Abstract: A mass-spectral method is disclosed for determining whether breast cancer patient is likely to benefit from a combination treatment in the form of administration of a targeted anti-cancer drug in addition to an endocrine therapy drug. The method obtains a mass spectrum from a blood-based sample from the patient. The spectrum is subject to one or more predefined pre-processing steps. Values of selected features in the spectrum at one or more predefined m/z ranges are obtained. The values are used in a classification algorithm using a training set comprising class-labeled spectra and a class label for the sample is obtained. If the class label is “Poor”, the patient is identified as being likely to benefit from the combination treatment. In a variation, the “Poor” class label predicts whether the patient is unlikely to benefit from endocrine therapy drugs alone, regardless of the patient's HER2 status.
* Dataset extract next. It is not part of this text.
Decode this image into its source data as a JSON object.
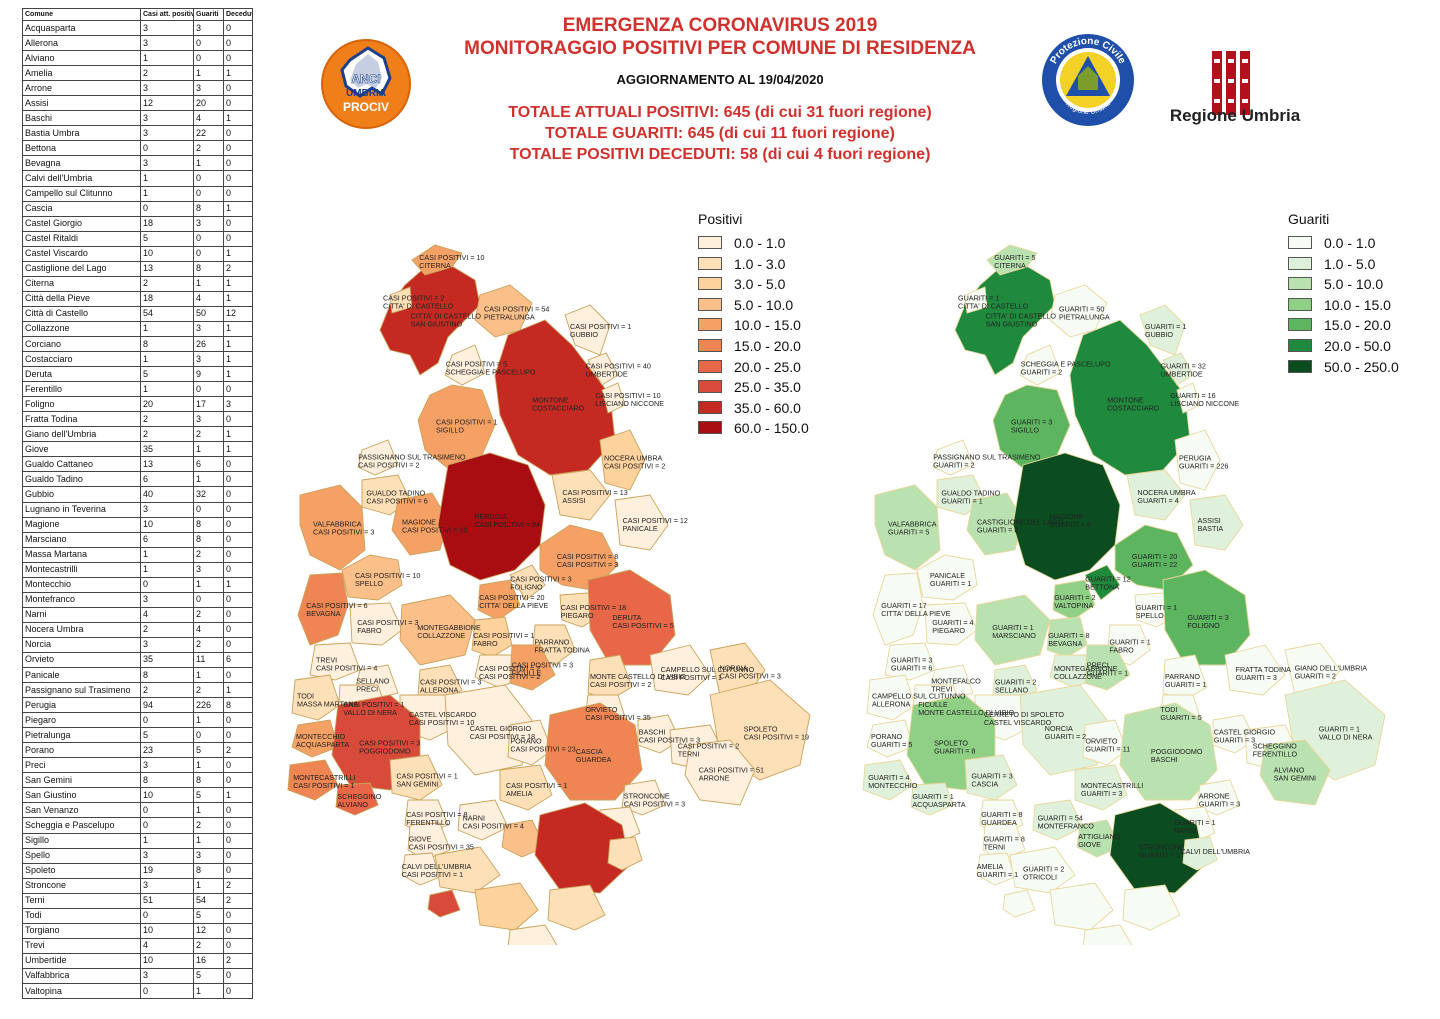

Abstract translation: 公开了用于确定乳腺癌患者是否可能以除了内分泌治疗药物之外的靶向抗癌药物的施用形式的组合治疗中受益的质谱方法。 该方法从患者的血液样品获得质谱。 光谱受一个或多个预定义的预处理步骤的限制。 获得在一个或多个预定义m / z范围内的光谱中所选特征的值。 这些值用于使用包括类标记光谱的训练集的分类算法，并且获得样本的类标签。 如果班级标签为“差”，患者被确定为可能从组合治疗中受益。 在一个变化中，“不良”类标签预测患者是否不太可能从单独的内分泌治疗药物中受益，无论患者的HER2状况如何。

公开(公告)号：US20160018410A1

公开(公告)日：2016-01-21

申请号：US14868575

申请日：2015-09-29

Applicant: Biodesix, Inc.

Inventor： Heinrich Röder ,  Senait Asmellash ,  Jenna Allen ,  Maxim Tsypin

IPC: G01N33/68 ,  H01J49/40 ,  H01J49/00

CPC classification number: G01N33/487 ,  G01N33/6851 ,  H01J49/0004 ,  H01J49/164 ,  H01J49/40

Abstract: A method of analyzing a biological sample, for example serum or other blood-based samples, using a MALDI-TOF mass spectrometer instrument is described. The method includes the steps of applying the sample to a sample spot on a MALDI-TOF sample plate and directing more than 20,000 laser shots to the sample at the sample spot and collecting mass-spectral data from the instrument. In some embodiments at least 100,000 laser shots and even 500,000 shots are directed onto the sample. It has been discovered that this approach, referred to as “deep-MALDI”, leads to a reduction in the noise level in the mass spectra and that a significant amount of additional spectral information can be obtained from the sample. Moreover, peaks visible at lower number of shots become better defined and allow for more reliable comparisons between samples.

Abstract translation: 描述了使用MALDI-TOF质谱仪器分析生物样品，例如血清或其它基于血液的样品的方法。 该方法包括以下步骤：将样品施加到MALDI-TOF样品板上的样品点上，并将20,000多次激光照射引导到样品点处的样品并从仪器收集质谱数据。 在一些实施例中，至少100,000次激光照射甚至50万次照射被引导到样品上。 已经发现，称为“深MALDI”的方法导致质谱中噪声水平的降低，并且可以从样品获得大量附加的光谱信息。 此外，在较少的镜头可见的峰值变得更好地定义并且允许样品之间更可靠的比较。